When you run the git clone command, you will essentially clone a directory of files we have prepared (and hosted) for you on Github into your own home directory. If you use ls you should now see a directory called unix_exercises.

Take a look inside. You will see three files.

head will display the ‘head’ of a file - i.e. the first 10 lines by default. This command is essential if you are going to be working with bioinformatic data as often your files are millions of lines long and you just want to have a quick peek at what it contains.

For example, we can use head on the udhr.txt file to see the first 10 lines

head udhr.txt

We can also specify exactly how many lines we want to display. For example, if we want to see 20 lines:

head -20 udhr.txt

tail

tail is much the same as head, except it operates at the other end - i.e. it shows you the last ten lines of a file. It is also useful for skipping the start of a file.

First of all, let’s look at the last 10 lines of the udhr.txt file.

tail udhr.txt

Or the last 20?

tail -20 udhr.txt

And if you would like to skip a line, we can use tail for this too.

Let’s first just extract the first 10 lines of the declaration using head.

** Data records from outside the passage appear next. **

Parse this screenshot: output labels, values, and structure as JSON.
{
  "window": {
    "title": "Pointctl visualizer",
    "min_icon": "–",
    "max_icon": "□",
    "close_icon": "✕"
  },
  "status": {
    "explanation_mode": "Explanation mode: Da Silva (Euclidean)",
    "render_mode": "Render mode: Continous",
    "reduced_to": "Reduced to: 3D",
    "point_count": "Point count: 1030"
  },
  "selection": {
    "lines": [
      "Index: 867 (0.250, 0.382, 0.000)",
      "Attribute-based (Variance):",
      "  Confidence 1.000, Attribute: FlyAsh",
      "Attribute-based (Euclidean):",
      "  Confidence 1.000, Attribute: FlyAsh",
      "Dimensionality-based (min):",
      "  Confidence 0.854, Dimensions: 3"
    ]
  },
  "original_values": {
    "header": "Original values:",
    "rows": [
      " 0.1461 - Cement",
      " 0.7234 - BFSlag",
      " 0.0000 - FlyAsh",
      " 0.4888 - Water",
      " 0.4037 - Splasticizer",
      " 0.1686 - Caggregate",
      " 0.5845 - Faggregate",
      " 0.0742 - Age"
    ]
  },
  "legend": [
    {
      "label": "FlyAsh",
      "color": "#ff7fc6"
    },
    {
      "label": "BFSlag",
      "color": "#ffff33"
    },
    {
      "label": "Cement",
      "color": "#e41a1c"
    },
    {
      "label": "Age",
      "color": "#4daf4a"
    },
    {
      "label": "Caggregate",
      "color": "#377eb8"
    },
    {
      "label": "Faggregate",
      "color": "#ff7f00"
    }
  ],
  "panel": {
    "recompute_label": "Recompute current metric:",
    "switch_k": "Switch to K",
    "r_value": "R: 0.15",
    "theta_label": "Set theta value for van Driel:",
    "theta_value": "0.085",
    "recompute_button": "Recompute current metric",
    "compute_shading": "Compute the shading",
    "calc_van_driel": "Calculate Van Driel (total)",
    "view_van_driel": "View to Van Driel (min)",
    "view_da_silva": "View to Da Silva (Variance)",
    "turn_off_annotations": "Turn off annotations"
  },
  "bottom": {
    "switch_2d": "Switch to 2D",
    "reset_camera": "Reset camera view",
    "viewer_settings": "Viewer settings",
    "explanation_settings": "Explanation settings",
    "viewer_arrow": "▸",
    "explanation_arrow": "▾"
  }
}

head udhr.txt > my_file.txt

Now if we use tail with -n flag, we can skip lines from the start of the file. For example:

tail -n+3 my_file.txt

The -n+3 argument skips the first three lines of the file. This is very useful for removing lines you are not interested in.

grep

grep allows you to search for text data and strings. It is very useful for checking whether a pattern occurs in your data and also counting for occurences.

As an example, let’s search the text of Moby-Dick for the word “whale”.

grep --colour "whale" mobydick.txt

This will return every line of Moby-Dick where the word whale is mentioned. We used the --colour flag (N.B. --color will. work too if you want to spell it like that!) to return the results with a highlight, which makes it a bit easier to see. Feel free to compare without this flag if you’d like.

There are a couple of useful grep tricks here. We can return all the lines without the word “whale” if we want.

grep -v "whale" mobydick.txt

Here, -v just means invert the search. Alternatively, we can look for the word whale and print lines that come after each match.

grep --colour -A 2 "whale" mobydick.txt

The -A 2 flag just says, print the two lines after each match. We can do the same for the lines before the match with -B.

grep --colour -B 2 "whale" mobydick.txt

Whereas if we use -C, we can get the number of lines we want either side of a match.

grep --colour -C 3 "whale" mobydick.txt

This will return 3 lines before and after each match, which is equivalent to -B 3 -A 3.

Finally we can also use grep to count occurrences of a word. How many times do you think the word “whale” appears in Moby-Dick? You can use grep to find out…

grep -c "whale" mobydick.txt

Actually though, this is not quite accurate since searching for "whale" does not include instances where the word starts with a capital letter. We can solve this by altering our search term a little:

grep -c "[Ww]hale" mobydick.txt

Here the [Ww] simply means we are looking for any matches where the first letter is either “W” or “w”.

sed

sed is similar to grep in that it allows you to search through text and replace it. Again this makes it very powerful for altering text data very rapidly.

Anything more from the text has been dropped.